CVE-2026-33353 is an authorization vulnerability classified under CWE-200 (Exposure of Sensitive Information) and CWE-862 (Missing Authorization) affecting charmbracelet's Soft Serve, a self-hosted Git server designed for command-line use. The flaw exists in versions 0.6.0 through 0.11.5, where the repository import functionality fails to properly verify whether an authenticated SSH user has permission to clone a given local repository. As a result, any user with SSH authentication to the server can clone repositories owned by other users, including private repositories, into new repositories they control. This unauthorized cloning exposes sensitive source code and potentially proprietary information to attackers with valid SSH credentials. The vulnerability does not require elevated privileges beyond SSH authentication, nor does it require user interaction, making exploitation straightforward for insiders or attackers who have gained SSH access. The issue was addressed and patched in version 0.11.6 by implementing proper authorization checks during repository import operations. The CVSS v4.0 base score is 7.1, reflecting a high severity due to network attack vector, low attack complexity, no privileges required beyond authentication, and a high impact on confidentiality. There is no known exploitation in the wild as of the publication date. The vulnerability highlights the critical importance of enforcing strict access controls in multi-user Git server environments to prevent unauthorized data exposure.

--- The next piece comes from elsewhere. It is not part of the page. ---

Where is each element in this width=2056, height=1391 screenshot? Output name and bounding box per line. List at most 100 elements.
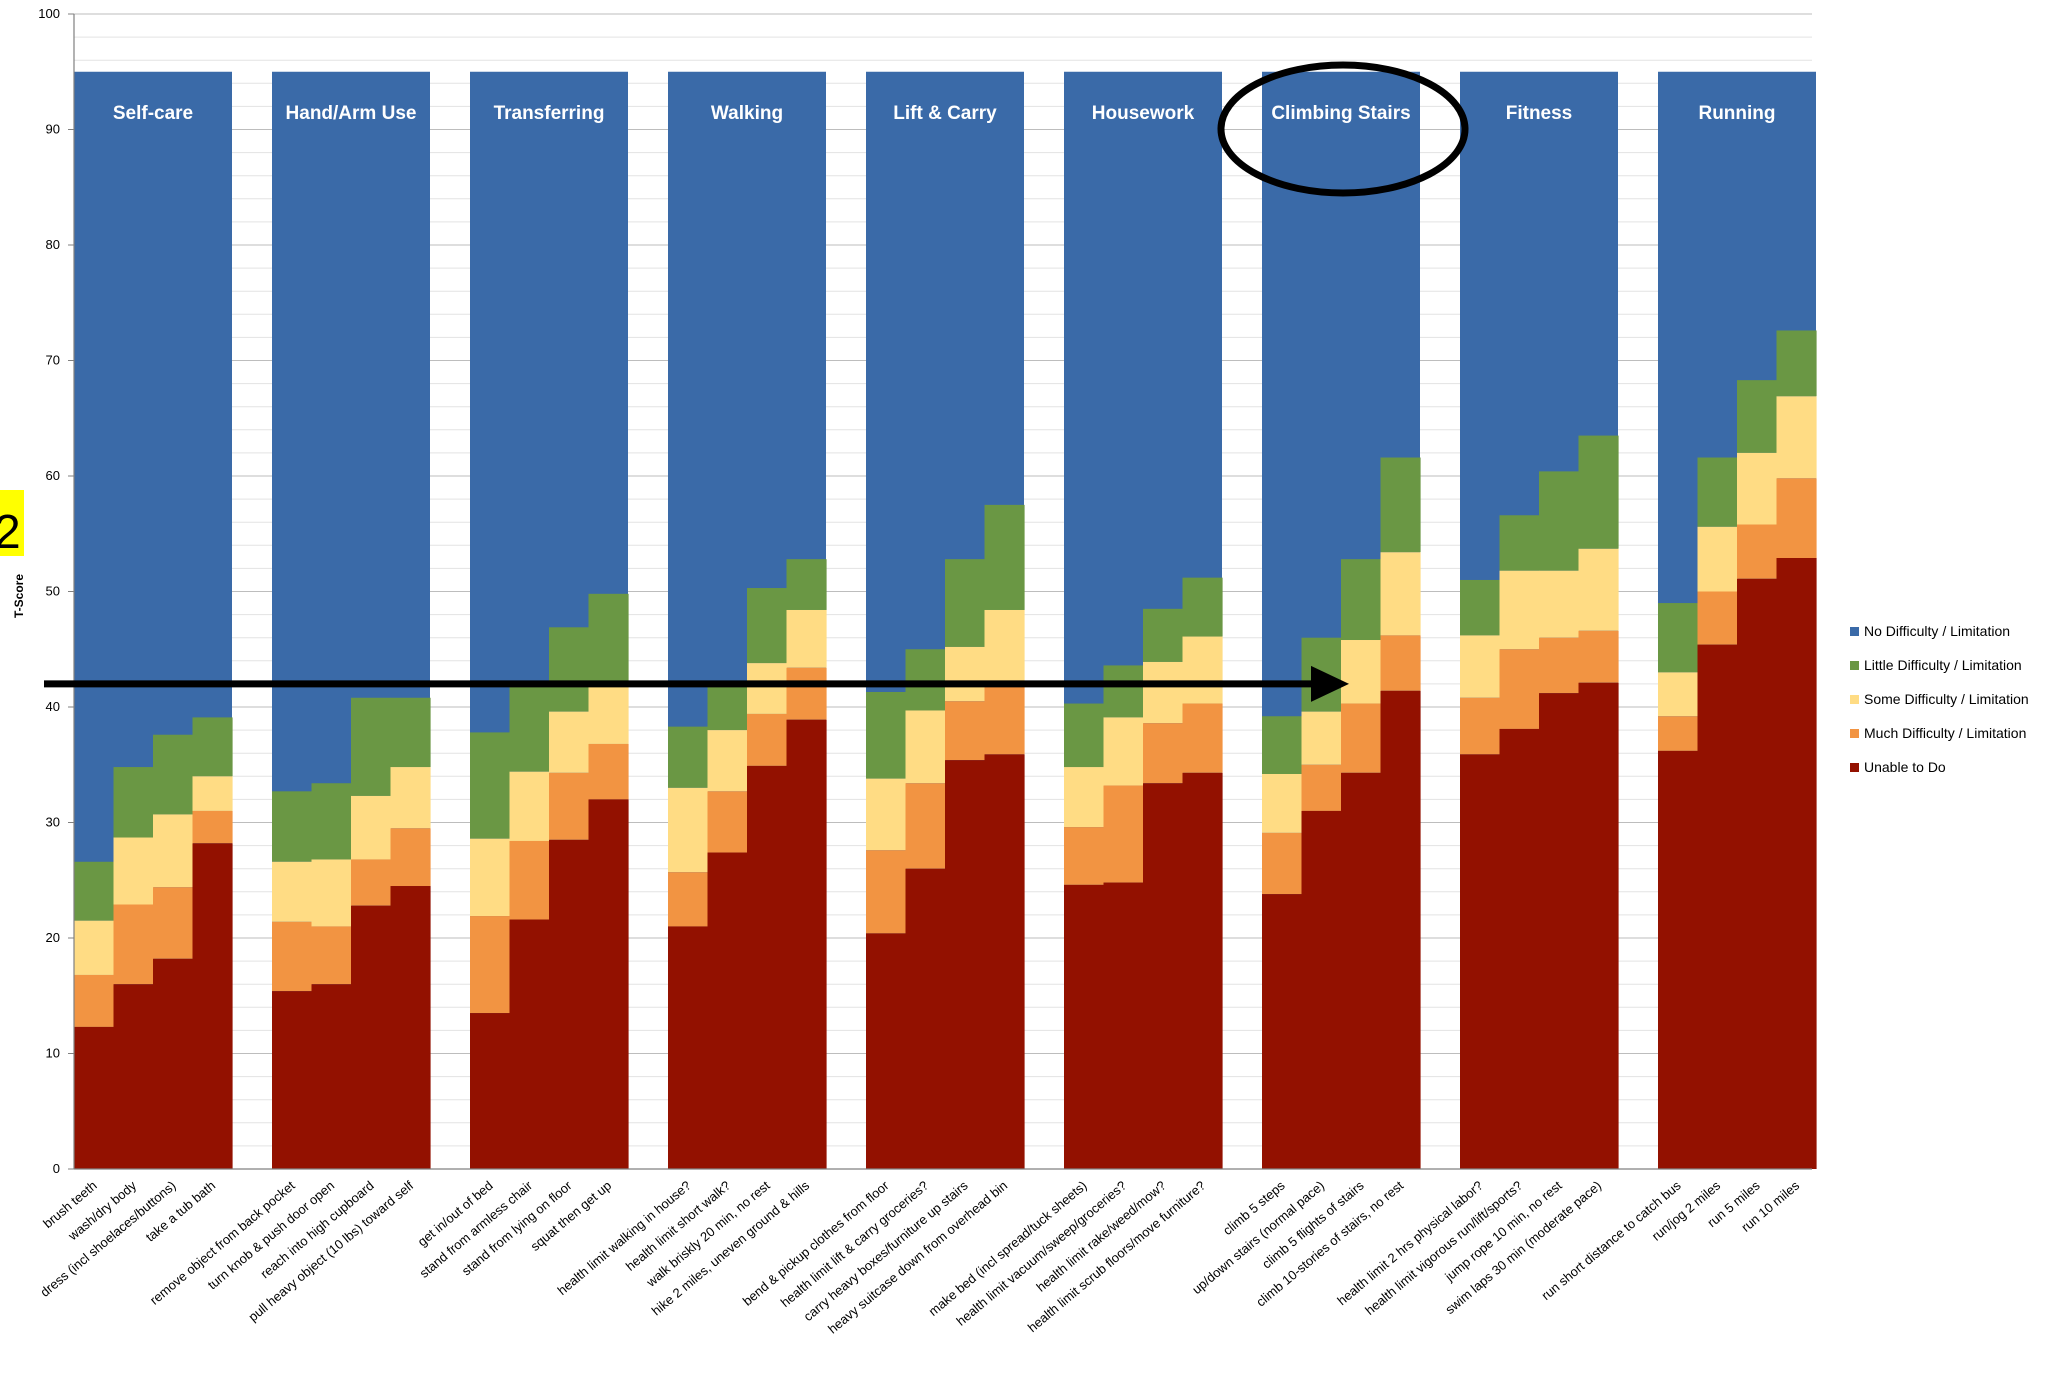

The primary impact of CVE-2026-33353 is the unauthorized disclosure of sensitive source code and intellectual property stored in private Git repositories hosted on Soft Serve instances. Organizations relying on Soft Serve for internal or external code hosting risk significant confidentiality breaches if attackers or malicious insiders with SSH access exploit this flaw. Such exposure can lead to intellectual property theft, leakage of proprietary algorithms, and potential downstream security risks if sensitive credentials or configuration files are included in repositories. While the vulnerability does not affect data integrity or availability, the confidentiality breach alone can have severe business and reputational consequences. The ease of exploitation by any authenticated SSH user increases the risk, especially in environments where SSH access is broadly granted or insufficiently monitored. This vulnerability is particularly critical for organizations with sensitive or regulated codebases, including software vendors, financial institutions, and government agencies. Failure to patch promptly could facilitate insider threats or lateral movement by attackers who have compromised SSH credentials.

To mitigate CVE-2026-33353, organizations should immediately upgrade all Soft Serve instances to version 0.11.6 or later, where the authorization flaw has been fixed. Until upgrades can be applied, restrict SSH access to trusted users only and implement strict SSH key management policies to minimize the risk of credential compromise. Employ network segmentation and firewall rules to limit access to Soft Serve servers. Enable detailed logging and monitoring of Git repository access and cloning activities to detect anomalous behavior indicative of exploitation attempts. Consider deploying additional access control layers such as SSH bastion hosts or multi-factor authentication for SSH sessions. Regularly audit repository permissions and user access rights to ensure least privilege principles are enforced. For organizations unable to upgrade immediately, temporarily disabling repository import functionality or restricting it to administrators can reduce exposure. Finally, conduct security awareness training for administrators and users about the risks of unauthorized repository access and the importance of securing SSH credentials.